Volvo EX30: aggiornamenti, dotazioni e prezzi 2026
L’EX30 conferma la strategia scandinava nel segmento dei SUV compatti elettrici. Disponibile sia in versione standard che nel nuovo allestimento Cross Country, EX30 condivide la tecnologia interna con le più recenti Volvo: display centrale verticale, sistema Google integrato e ampio utilizzo di materiali riciclati. La gamma motorizzazioni parte da 272 CV (versioni single motor), fino alla Twin Motor Performance con 428 CV, mentre l’autonomia raggiunge i 470 km WLTP.
Per la versione 2026 debutta la Black Edition, con dettagli estetici esclusivi, e nuove tinte carrozzeria. Il prezzo di listino si attesta sui 36.350 euro (versione base), che scendono fino a 29.500 euro grazie agli incentivi e alle promo in corso. EX30 si distingue anche per assistenza avanzata alla guida, spazio ottimizzato e costi di gestione ridotti, con tempi di ricarica rapida di soli 30 minuti per l’80% della batteria.

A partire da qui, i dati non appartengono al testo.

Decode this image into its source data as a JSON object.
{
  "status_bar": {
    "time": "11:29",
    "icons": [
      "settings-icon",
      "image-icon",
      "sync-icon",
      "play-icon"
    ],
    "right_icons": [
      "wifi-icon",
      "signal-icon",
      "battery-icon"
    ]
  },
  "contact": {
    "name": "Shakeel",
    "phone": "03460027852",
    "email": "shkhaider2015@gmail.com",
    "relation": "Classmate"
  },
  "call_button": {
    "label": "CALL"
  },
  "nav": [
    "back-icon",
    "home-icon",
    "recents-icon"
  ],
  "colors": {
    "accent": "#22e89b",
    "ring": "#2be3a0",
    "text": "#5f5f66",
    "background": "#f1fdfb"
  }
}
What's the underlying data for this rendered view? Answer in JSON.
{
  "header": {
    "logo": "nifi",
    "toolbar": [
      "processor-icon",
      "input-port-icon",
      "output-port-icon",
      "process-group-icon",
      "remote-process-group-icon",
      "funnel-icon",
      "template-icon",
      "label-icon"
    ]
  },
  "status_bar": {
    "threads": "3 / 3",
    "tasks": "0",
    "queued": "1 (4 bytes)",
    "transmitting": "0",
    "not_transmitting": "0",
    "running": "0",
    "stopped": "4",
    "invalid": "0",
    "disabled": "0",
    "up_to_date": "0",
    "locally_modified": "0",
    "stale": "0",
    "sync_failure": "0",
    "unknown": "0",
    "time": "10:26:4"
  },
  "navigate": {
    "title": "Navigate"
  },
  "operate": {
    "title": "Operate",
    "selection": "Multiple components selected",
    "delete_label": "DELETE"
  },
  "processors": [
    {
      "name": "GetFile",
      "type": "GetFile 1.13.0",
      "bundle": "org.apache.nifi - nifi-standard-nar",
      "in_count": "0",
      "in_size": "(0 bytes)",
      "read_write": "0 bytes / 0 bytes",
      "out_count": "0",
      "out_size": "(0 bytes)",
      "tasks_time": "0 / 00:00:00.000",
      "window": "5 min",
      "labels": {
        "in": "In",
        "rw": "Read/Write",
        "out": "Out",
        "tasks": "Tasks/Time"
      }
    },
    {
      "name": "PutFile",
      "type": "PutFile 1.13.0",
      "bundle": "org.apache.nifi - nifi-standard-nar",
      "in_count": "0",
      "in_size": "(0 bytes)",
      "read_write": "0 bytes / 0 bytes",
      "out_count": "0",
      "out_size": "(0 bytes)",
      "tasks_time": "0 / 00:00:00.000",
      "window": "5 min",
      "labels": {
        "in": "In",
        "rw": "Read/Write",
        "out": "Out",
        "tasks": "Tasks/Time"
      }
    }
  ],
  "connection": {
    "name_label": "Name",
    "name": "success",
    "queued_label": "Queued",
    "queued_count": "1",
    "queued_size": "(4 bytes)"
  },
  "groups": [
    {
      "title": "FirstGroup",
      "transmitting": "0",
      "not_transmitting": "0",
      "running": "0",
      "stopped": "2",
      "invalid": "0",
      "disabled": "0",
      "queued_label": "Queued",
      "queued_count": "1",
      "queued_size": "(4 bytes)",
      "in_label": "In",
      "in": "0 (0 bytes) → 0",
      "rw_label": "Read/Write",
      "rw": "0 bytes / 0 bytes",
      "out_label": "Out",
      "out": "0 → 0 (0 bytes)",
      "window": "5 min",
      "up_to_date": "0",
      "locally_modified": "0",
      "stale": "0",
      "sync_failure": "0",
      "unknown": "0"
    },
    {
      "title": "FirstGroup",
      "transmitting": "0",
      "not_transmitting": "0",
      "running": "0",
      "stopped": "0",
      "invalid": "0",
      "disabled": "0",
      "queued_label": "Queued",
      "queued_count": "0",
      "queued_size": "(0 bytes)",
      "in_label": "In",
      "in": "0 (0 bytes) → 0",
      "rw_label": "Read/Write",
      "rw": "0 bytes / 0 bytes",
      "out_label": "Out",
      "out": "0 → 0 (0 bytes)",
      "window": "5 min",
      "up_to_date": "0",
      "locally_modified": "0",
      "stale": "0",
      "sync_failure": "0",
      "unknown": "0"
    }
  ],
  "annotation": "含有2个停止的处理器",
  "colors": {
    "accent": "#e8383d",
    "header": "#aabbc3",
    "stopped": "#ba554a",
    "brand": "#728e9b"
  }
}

Nuova Volvo XC40: evoluzione elettrica e mild hybrid
Il SUV compatto rinnova la propria offerta con la seconda generazione attesa sul mercato nel corso dell’anno. Oltre agli allestimenti completamente elettrici, la nuova XC40 proporrà soluzioni mild hybrid e probabili versioni con range extender per ampliare la scelta in termini di autonomia e sostenibilità. L’estetica si evolve su linee moderne, mantenendo i tipici tratti Volvo e materiali riciclati per rivestimenti e dettagli dell’abitacolo.
I prezzi, secondo le prime anticipazioni, partiranno da circa 40.000 euro per la versione d’ingresso, mentre le dotazioni di connettività e sicurezza rispetteranno gli elevati standard del marchio, grazie a sistemi integrati per la guida assistita e la pianificazione intelligente delle soste in viaggio.